The mother’s colostrum has the same flavour as her amniotic fluid which is familiar to the baby from the womb.8 The pleasurable and familiar taste of colostrum may encourage suckling.

Hearing

A baby responds positively to his mother’s voice which can calm him and help him organise himself for breastfeeding.9

Baby scratching mum’s breast or nipple

If a baby is not feeling safe or stable in certain positions or can’t use his hands to guide himself, he may start thrashing or bobbing around and accidentally scratch the breast. If you already have sore nipples any touch to the nipple by a baby’s thrashing hand or grasping fingers will be very painful. It can help to find positions that help baby use his hands creatively. Also see Causes of Sore Nipples and Treatments for Sore Nipples.

What can you do?

  • Try breastfeeding positions that let baby use his hands to orientate himself to the breast and use his instinctive feeding reflexes. Reclining positions that allow baby to feel safely supported on your body and allows their arms to cradle the breast can cut down on hands thrashing across the breast and nipple. An IBCLC lactation consultant can help with positioning.
  • Try to ensure baby’s face is in contact with the breast to allow him to search for the nipple with his mouth instead of using his hands.10 Watson-Genna and Barak explain:

If the face is touching the breast, infants may use their hands to push or pull the breast to make the nipple accessible to the mouth, or to shape a better-defined teat. If the face is not touching the breast, infants may use their arms to push away, perhaps to get a look at the nipple location, or may search with the hands for the nipple and close on it or just below it. Once the hand finds the nipple, the baby mouths the hand, calms, and then often moves the hand away and latches on to the same spot.

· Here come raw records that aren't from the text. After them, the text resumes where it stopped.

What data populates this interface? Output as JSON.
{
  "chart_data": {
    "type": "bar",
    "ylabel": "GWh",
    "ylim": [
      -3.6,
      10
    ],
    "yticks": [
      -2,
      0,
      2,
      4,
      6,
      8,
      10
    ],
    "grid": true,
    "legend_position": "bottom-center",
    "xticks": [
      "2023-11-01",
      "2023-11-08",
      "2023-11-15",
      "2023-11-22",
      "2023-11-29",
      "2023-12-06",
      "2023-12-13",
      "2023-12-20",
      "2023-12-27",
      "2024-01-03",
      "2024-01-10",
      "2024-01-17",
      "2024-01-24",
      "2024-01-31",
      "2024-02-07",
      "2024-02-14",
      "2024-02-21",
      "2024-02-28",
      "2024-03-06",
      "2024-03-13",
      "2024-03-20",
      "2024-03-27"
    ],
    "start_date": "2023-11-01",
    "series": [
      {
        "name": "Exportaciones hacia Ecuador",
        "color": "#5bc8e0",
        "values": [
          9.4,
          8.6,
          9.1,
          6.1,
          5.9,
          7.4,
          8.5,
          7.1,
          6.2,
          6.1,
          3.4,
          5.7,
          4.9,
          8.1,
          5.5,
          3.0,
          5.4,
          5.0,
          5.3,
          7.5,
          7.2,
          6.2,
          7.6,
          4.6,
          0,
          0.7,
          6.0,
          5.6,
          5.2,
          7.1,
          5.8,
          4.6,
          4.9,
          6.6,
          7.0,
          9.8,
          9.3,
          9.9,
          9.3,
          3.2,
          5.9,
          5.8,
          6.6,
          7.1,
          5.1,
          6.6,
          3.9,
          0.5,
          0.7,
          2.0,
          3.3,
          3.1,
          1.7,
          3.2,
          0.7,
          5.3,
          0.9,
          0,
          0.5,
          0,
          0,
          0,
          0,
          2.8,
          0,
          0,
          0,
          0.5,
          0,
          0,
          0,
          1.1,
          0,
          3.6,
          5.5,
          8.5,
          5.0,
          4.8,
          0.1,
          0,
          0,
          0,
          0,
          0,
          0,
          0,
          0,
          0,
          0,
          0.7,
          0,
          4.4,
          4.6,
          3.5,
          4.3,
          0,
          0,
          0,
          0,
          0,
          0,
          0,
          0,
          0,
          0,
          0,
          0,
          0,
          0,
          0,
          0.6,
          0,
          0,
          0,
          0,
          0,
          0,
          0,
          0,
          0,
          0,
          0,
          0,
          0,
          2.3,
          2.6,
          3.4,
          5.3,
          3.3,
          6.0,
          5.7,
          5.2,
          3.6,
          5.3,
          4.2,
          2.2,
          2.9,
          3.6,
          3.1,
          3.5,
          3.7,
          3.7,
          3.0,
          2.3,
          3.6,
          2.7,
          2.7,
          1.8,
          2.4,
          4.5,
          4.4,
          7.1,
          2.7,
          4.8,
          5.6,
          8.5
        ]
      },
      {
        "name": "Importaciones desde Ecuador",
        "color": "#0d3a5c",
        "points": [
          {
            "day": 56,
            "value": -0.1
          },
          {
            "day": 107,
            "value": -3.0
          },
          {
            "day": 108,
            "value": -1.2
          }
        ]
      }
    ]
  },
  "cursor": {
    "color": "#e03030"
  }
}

Older baby pushes into the breast to increase milk flow

Summary

Scratch mittens are designed to prevent babies scratching themselves with their fingernails. However they also prevent a baby from using their hands to breastfeed, comfort themselves, give feeding cues and prevent a baby using his sense of touch with his hands. Babies do occasionally scratch themselves as their movements are uncoordinated and they will try to raise their hands to their mouths when they are hungry, prior to swallowing and for comfort. By keeping little finger nails short and responding quickly to a baby’s feeding cues, a baby is much less likely to scratch himself. If breastfeeding is painful then any touch from the baby’s hands is likely to be painful to sore nipples even without sharp nails. Certain breastfeeding positions can help a baby use his hands meaningfully while he breastfeeds. Seek help from an IBCLC lactation consultant to find the cause of your sore nipples or see Causes of Sore Nipples and Treatments for Sore Nipples. Preventing a baby from using his hands and covering them with scratch mittens can hinder successful breastfeeding.

Important

This article should not be construed as medical advice. Information found online should always be discussed with your own IBCLC lactation consultant and doctor to ensure it is appropriate for you and your baby’s situation. Contact your doctor, paediatrician or health care provider with any concerns about your baby’s health and welfare.